There are glimmers of honesty on the show, too, in watching the flashback scenes, where Rebecca and Jack struggle with how to raise a kid of a different race. In a flashback scene when the kids are young, Rebecca applies sunscreen on Randall during a day at the pool. His white brother questions whether or not he even needs it, and Rebecca and Jack are both genuinely befuddled, until a black mother intervenes, with tips on applying lotion to Randall's ashy knees and how to best cut his hair. Knowledge of sunscreen usage, hair maintenance, and ashy knees, though, doesn’t even begin to cover it, painful though it may have been for us (my white brother repeatedly referred to my ashy skin as “scales” when we were kids). So while it is entirely realistic for a black mother to step in on behalf of a black child whose white parents don't appear to know how to meet their son's basic hygienic needs (indeed, I would have benefited from one such black mother), it is also pandering to white liberals who think all they need to know in order to raise a black child is how to manage razor bump. More important is access to the language and legacy (which we long for whether we are aware of it or not; Randall keeps detailed track of how many black people he sees growing up in white Pennsylvania — he’d seen far more than I had at 8 years old), and reconciling a racial identity in a family that represents the default framework of a country that has historically hated us.

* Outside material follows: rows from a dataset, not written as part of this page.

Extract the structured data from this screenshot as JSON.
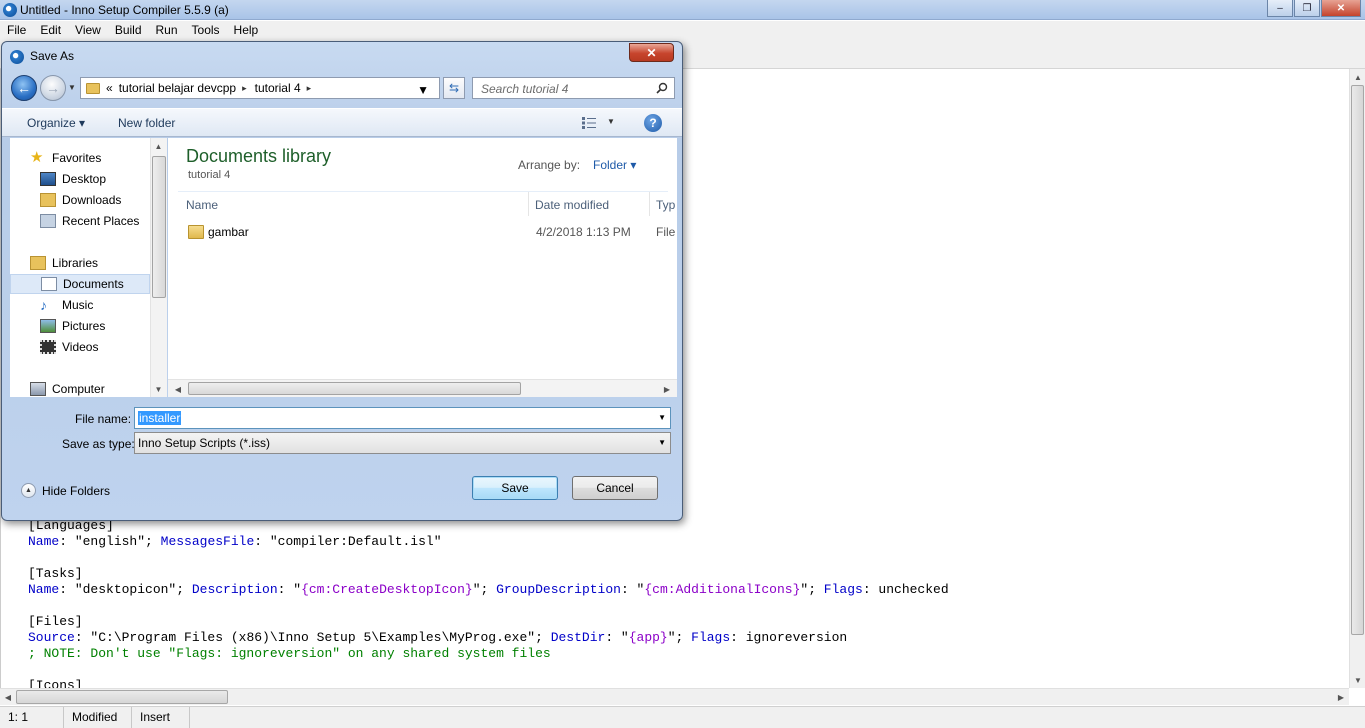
{
  "app": {
    "title": "Untitled - Inno Setup Compiler 5.5.9 (a)",
    "window_buttons": [
      "–",
      "❐",
      "✕"
    ]
  },
  "menu": [
    "File",
    "Edit",
    "View",
    "Build",
    "Run",
    "Tools",
    "Help"
  ],
  "code_lines": [
    {
      "parts": [
        {
          "t": "[Languages]",
          "c": ""
        }
      ]
    },
    {
      "parts": [
        {
          "t": "Name",
          "c": "kw"
        },
        {
          "t": ": \"english\"; ",
          "c": ""
        },
        {
          "t": "MessagesFile",
          "c": "kw"
        },
        {
          "t": ": \"compiler:Default.isl\"",
          "c": ""
        }
      ]
    },
    {
      "parts": [
        {
          "t": "",
          "c": ""
        }
      ]
    },
    {
      "parts": [
        {
          "t": "[Tasks]",
          "c": ""
        }
      ]
    },
    {
      "parts": [
        {
          "t": "Name",
          "c": "kw"
        },
        {
          "t": ": \"desktopicon\"; ",
          "c": ""
        },
        {
          "t": "Description",
          "c": "kw"
        },
        {
          "t": ": \"",
          "c": ""
        },
        {
          "t": "{cm:CreateDesktopIcon}",
          "c": "const"
        },
        {
          "t": "\"; ",
          "c": ""
        },
        {
          "t": "GroupDescription",
          "c": "kw"
        },
        {
          "t": ": \"",
          "c": ""
        },
        {
          "t": "{cm:AdditionalIcons}",
          "c": "const"
        },
        {
          "t": "\"; ",
          "c": ""
        },
        {
          "t": "Flags",
          "c": "kw"
        },
        {
          "t": ": unchecked",
          "c": ""
        }
      ]
    },
    {
      "parts": [
        {
          "t": "",
          "c": ""
        }
      ]
    },
    {
      "parts": [
        {
          "t": "[Files]",
          "c": ""
        }
      ]
    },
    {
      "parts": [
        {
          "t": "Source",
          "c": "kw"
        },
        {
          "t": ": \"C:\\Program Files (x86)\\Inno Setup 5\\Examples\\MyProg.exe\"; ",
          "c": ""
        },
        {
          "t": "DestDir",
          "c": "kw"
        },
        {
          "t": ": \"",
          "c": ""
        },
        {
          "t": "{app}",
          "c": "const"
        },
        {
          "t": "\"; ",
          "c": ""
        },
        {
          "t": "Flags",
          "c": "kw"
        },
        {
          "t": ": ignoreversion",
          "c": ""
        }
      ]
    },
    {
      "parts": [
        {
          "t": "; NOTE: Don't use \"Flags: ignoreversion\" on any shared system files",
          "c": "cmt"
        }
      ]
    },
    {
      "parts": [
        {
          "t": "",
          "c": ""
        }
      ]
    },
    {
      "parts": [
        {
          "t": "[Icons]",
          "c": ""
        }
      ]
    }
  ],
  "status": {
    "position": "1:  1",
    "modified": "Modified",
    "mode": "Insert"
  },
  "dialog": {
    "title": "Save As",
    "close": "✕",
    "breadcrumb": {
      "prefix": "«",
      "crumb1": "tutorial belajar devcpp",
      "crumb2": "tutorial 4",
      "sep": "▸"
    },
    "search_placeholder": "Search tutorial 4",
    "organize": "Organize ▾",
    "new_folder": "New folder",
    "help": "?",
    "nav": {
      "favorites": "Favorites",
      "desktop": "Desktop",
      "downloads": "Downloads",
      "recent": "Recent Places",
      "libraries": "Libraries",
      "documents": "Documents",
      "music": "Music",
      "pictures": "Pictures",
      "videos": "Videos",
      "computer": "Computer"
    },
    "library_title": "Documents library",
    "library_sub": "tutorial 4",
    "arrange_label": "Arrange by:",
    "arrange_value": "Folder ▾",
    "columns": {
      "name": "Name",
      "date": "Date modified",
      "type": "Typ"
    },
    "file": {
      "name": "gambar",
      "date": "4/2/2018 1:13 PM",
      "type": "File"
    },
    "file_name_label": "File name:",
    "file_name_value": "installer",
    "save_type_label": "Save as type:",
    "save_type_value": "Inno Setup Scripts (*.iss)",
    "hide_folders": "Hide Folders",
    "save": "Save",
    "cancel": "Cancel"
  },
  "colors": {
    "keyword": "#0000c8",
    "constant": "#8b00c8",
    "comment": "#008000",
    "library_title": "#1e5f2a"
  }
}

It’s no surprise, then, that when Randall grows up, he marries a black woman, and is also the only of the three siblings to have children. Adoptees often need to make families that are of our bodies, and we need to make people who look like us, because it's a lot to be the only one in the room, in the family, the town, at the pool, for your entire childhood and youth. And because for black folks, a lot of the time family is not just family — it's freedom.